Which begs the question here. What happened here?

From my take, this trio, back in high school were all loosely connected. Vince and Amy were dating. But then Amy and Vince broke up. Then, during a party, there is an encounter between Jon and Amy. It’s pretty clear, at the end of the movie, that Jon raped Amy. Why? Besides the obvious. Was he getting back at Vince? Had he been jealous all along? Did he think Amy should be his? This didn’t come from nowhere. It makes sense that this was very personal between Jon and Vince, and that aspect of the relationship bears out with Vince inviting Jon to this hotel room, and his recording his confession of sorts. Why else would he have been that motivated to corner his “friend”?

And On Top Of It All – Memory

Layered on top of these power dynamics between these three characters is the fact that this horrible crime occurred years ago. In an interview that Linklater did years ago, he even concurred that Tape was also tapping into the unreliability of memory: “People act like ‘Oh, you’re choosing to remember or forget for your own purposes.’ When the fact is that your brains are reconstructing constantly, based on memories and they’re adding things to it and it’s more of a theatrical production than an exact film [laughs]. You know, there aren’t any exacts. It’s an imaginative thing. Every time you think of a memory, you’re re-imagining based just on the memory of an old thing. So you’re always building and changing. That’s why I just can’t believe that our court systems are so hung up on eyewitness accounts when everyone knows it’s “What the $&@!,” it could be anything. A couple of years later and you’ve heard so much and in the meantime maybe lawyers have told you things, or prosecutors have led you, or you’ve just added your own things. I guess there’s not much else, but still, I mean the strange thing is that we all kind of live in our own realities. You know we’re creating these kind of mental models of the world based on limited visual input. We’re trying to make it all comprehensive.”

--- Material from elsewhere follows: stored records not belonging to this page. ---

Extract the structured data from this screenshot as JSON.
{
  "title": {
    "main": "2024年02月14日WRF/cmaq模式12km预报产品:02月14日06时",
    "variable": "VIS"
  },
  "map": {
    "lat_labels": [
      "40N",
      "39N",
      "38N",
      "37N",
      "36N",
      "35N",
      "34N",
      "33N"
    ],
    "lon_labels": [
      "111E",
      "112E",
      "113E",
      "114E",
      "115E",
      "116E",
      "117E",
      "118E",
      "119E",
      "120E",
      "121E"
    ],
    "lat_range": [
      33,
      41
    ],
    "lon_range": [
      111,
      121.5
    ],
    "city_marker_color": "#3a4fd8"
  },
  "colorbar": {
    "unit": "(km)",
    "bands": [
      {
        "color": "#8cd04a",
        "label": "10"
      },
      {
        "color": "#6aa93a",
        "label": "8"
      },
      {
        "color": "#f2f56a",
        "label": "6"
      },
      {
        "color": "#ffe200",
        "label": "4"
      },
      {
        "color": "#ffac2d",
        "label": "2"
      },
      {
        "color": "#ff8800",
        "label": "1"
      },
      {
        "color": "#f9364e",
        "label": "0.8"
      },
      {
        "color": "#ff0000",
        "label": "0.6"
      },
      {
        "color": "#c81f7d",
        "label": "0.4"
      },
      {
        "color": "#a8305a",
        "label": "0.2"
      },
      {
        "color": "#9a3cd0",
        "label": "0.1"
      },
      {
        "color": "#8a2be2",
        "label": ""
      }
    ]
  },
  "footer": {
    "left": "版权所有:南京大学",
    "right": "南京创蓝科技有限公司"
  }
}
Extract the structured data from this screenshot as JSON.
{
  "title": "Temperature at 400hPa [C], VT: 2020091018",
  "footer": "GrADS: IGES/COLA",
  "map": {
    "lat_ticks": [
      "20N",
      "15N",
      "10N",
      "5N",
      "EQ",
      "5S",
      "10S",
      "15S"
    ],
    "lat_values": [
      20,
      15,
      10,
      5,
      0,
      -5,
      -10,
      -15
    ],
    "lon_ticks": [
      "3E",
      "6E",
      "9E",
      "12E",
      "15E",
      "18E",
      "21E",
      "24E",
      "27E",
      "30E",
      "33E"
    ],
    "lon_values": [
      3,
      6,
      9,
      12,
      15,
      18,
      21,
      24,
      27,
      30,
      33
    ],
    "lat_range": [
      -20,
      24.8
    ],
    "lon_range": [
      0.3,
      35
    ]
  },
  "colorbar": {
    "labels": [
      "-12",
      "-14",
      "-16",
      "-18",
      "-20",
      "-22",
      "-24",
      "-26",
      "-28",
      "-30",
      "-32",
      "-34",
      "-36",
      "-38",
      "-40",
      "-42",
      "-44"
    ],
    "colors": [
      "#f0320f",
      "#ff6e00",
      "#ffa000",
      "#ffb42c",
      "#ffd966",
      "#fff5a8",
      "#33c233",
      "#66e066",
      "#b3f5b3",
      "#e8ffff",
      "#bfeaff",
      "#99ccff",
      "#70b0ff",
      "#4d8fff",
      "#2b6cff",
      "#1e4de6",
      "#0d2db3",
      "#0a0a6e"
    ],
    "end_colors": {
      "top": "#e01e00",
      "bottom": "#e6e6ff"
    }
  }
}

Regardless of the nuances here of the she said, he said, and the details that are in dispute, this trio have decided that something did in fact happen. And it is Amy’s unsettling response that sort of throws everything into question at first. She though, is maneuvering these two people… she is manipulating them in order to find out what they really think about what happened. And, even though it was years prior, she has been holding this night, and these two people, close to her heart – and her manipulation of them both makes me think that there is another layer here I might have originally missed. What are the odds, do you think, that Amy maneuvered Vince, in order to get him to entrap Jon? I highly doubt Vince would have even realized what it was that Amy was even doing. You know? I think Amy held this memory, this trauma close to her for years, and she had been waiting in order to learn more and exact her revenge. Don’t you think?

At the end of the day, it’s open-endedness is the reason I have held this movie in such high regard for all these years. Re-watching the movie this week after so many years made me realize just how clever it really is.